From Stop Patriarchy

In Honor of Throw-Back Thursday

August 28, 2014 | Revolution Newspaper | revcom.us

 

Here is a piece I wrote last November. Read and consider what has happened since this was written eight months ago. We cannot sit back and wait for the courts to protect women. Last night at the second People's Hearing in Austin, Texas, Sunsara Taylor reminded us that we cannot look to politicians or the courts to save us; we might demand to be heard, we must demand the rights we deserve.

November 2013. I recently heard Sunsara Taylor speak to a student group at a nearby college. She spoke about the need to stand up against the intensifying war against women in this country. In particular, she spoke about the efforts of her organization, StopPatriarchy.org, to fight the attacks on abortion clinics and to challenge the outrageous laws being passed that limit women’s right to abortion. In recent months Taylor has traveled over 12,000 miles with other members of the Abortion Rights Freedom Ride to carry this message across the country. More recently members of Stop Patriarchy have been in Mississippi to support the Jackson Women’s Health Clinic, and are now in Albuquerque, NM to stand against a ballot initiative banning abortion at 20 weeks. She stressed that we must work together, not just locally but across the country, in order to bring real and necessary change.

Albuquerque, NM

Albuquerque, November 2013

During the question-answer period someone challenged Taylor’s approach to these issues. Rather than take to the streets or build networks of support across the country, why not just trust the courts? He pointed to recent advances in the area of gay marriage; ten years ago nobody would expect gay marriage to be legal and protected by the courts. The courts, he said, generally get it right if you wait long enough: Brown v Board of Education, The Civil Rights Act, and even Roe v Wade. We will see the courts again, he argued, come down on the side of women’s rights, even if it isn’t perfectly clear right now.

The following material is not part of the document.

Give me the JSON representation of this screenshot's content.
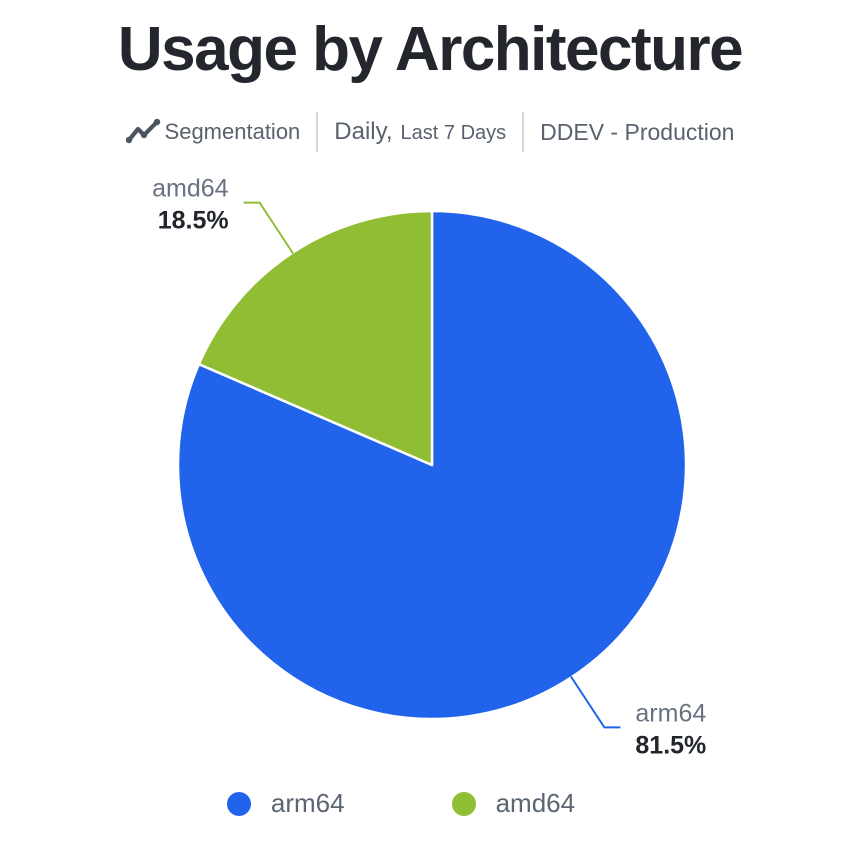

Taylor agreed that those were important court cases but she suggested that he had the order backwards. The wisdom of Supreme Court judges did not initiate in each new era of protections; the cries and demands of the people pressured the Supreme Court to address each issue. Before discriminating laws against African-Americans were overturned by the courts, there were boycotts, sit-ins, and marches to raise awareness and unify Americans against the assault on basic rights. In the 1960s Freedom Riders challenged racist laws by organizing groups of blacks and whites to ride interstate buses across the south. Activists were threatened, attacked, and some even murdered. The feminist movements of the 1960s and 1970s argued for access to better jobs and equal pay for women, they fought against discrimination and for the right of women to control their own bodies. The newly formed National Organization for Women (NOW) lobbied Congress for pro-equality laws and raised their voices in unison against the continued treatment of women as second-class citizens. Taylor made the point very clearly: first comes the outrage by the people, and then comes the attention of the courts.

In the summer of 2013 Abortion Rights Freedom Riders traveled through 27 states to build networks of support in this continuing war against women. In Jackson activists chanted loud and clear “Not the courts, not the state, women must control their fate” as they stood together in support of the last abortion clinic in Mississippi. Right now in Albuquerque pro-women’s groups have taken to the street to fight the Nov. 19 ballot initiative banning abortion after 20 weeks. We email, tweet, post on Facebook, talk on the phone, contribute to the cause, and raise our voices in unison.

We cannot wait for the courts to “get it right.” Only the cries and demands of the people will lead to real and necessary change.